Government publishes BNG framework for NSIPs
Defra has this week published a suite of guidance and policy documents setting out how Biodiversity Net Gain (BNG) will be implemented for Nationally Significant Infrastructure Projects (NSIPs) in England from 2 November 2026.
The publications provide long-awaited detail on how the mandatory 10% BNG requirement will apply to major infrastructure projects requiring Development Consent Orders (DCOs), including energy infrastructure, airports, ports, water resources, wastewater projects, national networks, data centres, geological disposal facilities and projects where no National Policy Statement applies.
The new framework follows the Government’s response to last year’s consultation on NSIP BNG and marks a significant step towards extending biodiversity net gain requirements beyond the town and country planning regime introduced in 2024.
The package includes:
- Biodiversity Gain Statements for each NSIP sector, setting out how projects must calculate, deliver and report biodiversity net gain.
- New guidance on establishing BNG baselines for NSIPs.
- Updated guidance on what measures can count towards BNG delivery.
- Supporting guidance on legal agreements, habitat management and monitoring plans, biodiversity gain sites and statutory biodiversity credits.

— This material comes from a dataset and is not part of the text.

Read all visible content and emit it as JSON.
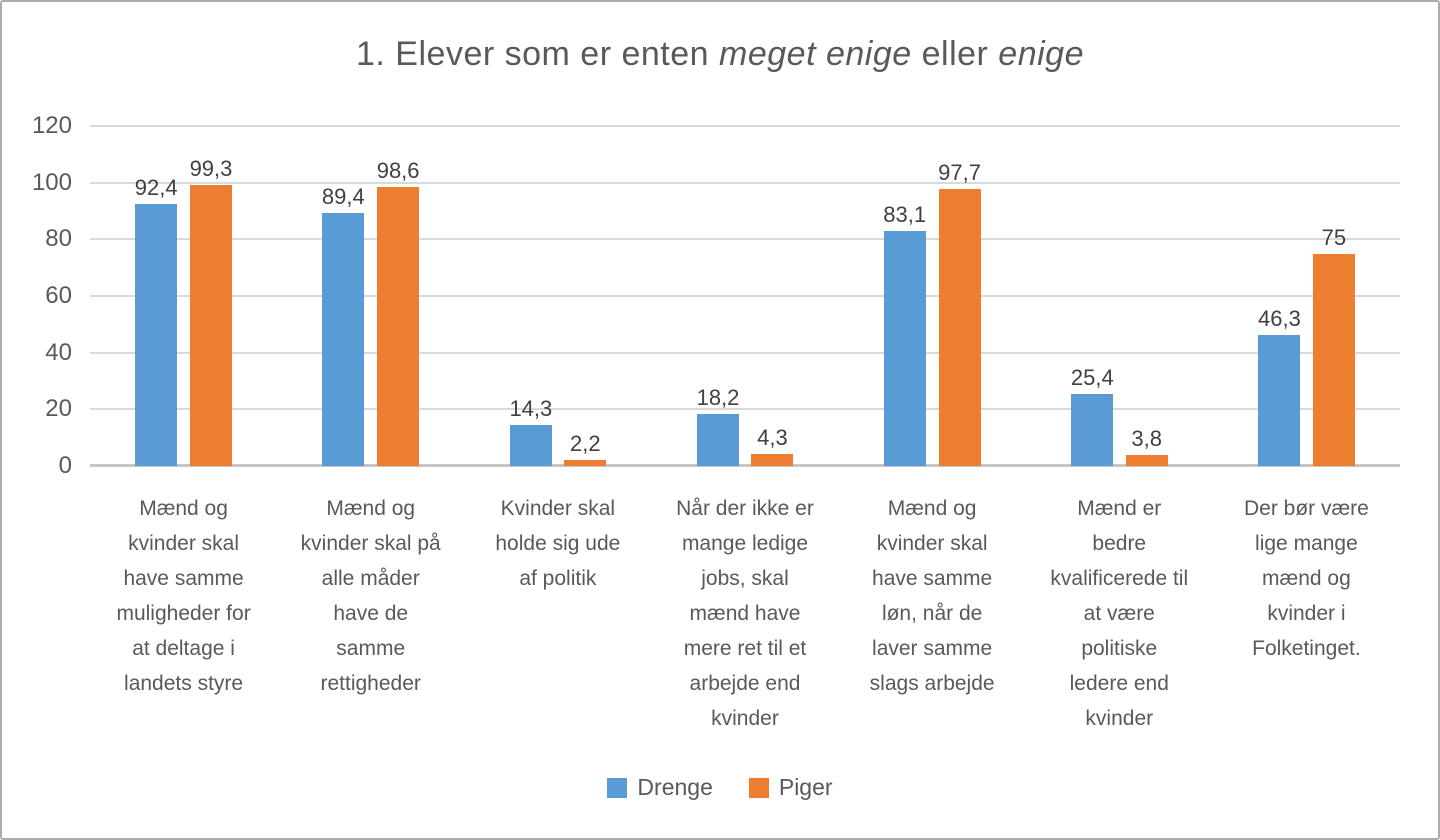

Together, these documents provide the operational framework that developers, ecological consultants, competent authorities and infrastructure promoters will need to follow ahead of implementation in November.
A central element of the new guidance is clarification on how NSIP baseline biodiversity value should be calculated. The guidance confirms that baseline calculations must include habitats within the development boundary that will be negatively affected by the project, whether impacts are temporary or permanent, as well as habitats that will contribute towards achieving biodiversity net gain.
The guidance also recognises the complexities associated with large infrastructure schemes where final construction footprints may not yet be fully defined at the point of application, providing additional direction on how baseline assessments should be undertaken where project design details remain uncertain.
As with other forms of development subject to mandatory BNG, NSIPs will be expected to follow the mitigation hierarchy, secure gains through on-site and off-site habitat creation and enhancement where possible, and use statutory biodiversity credits only as a last resort.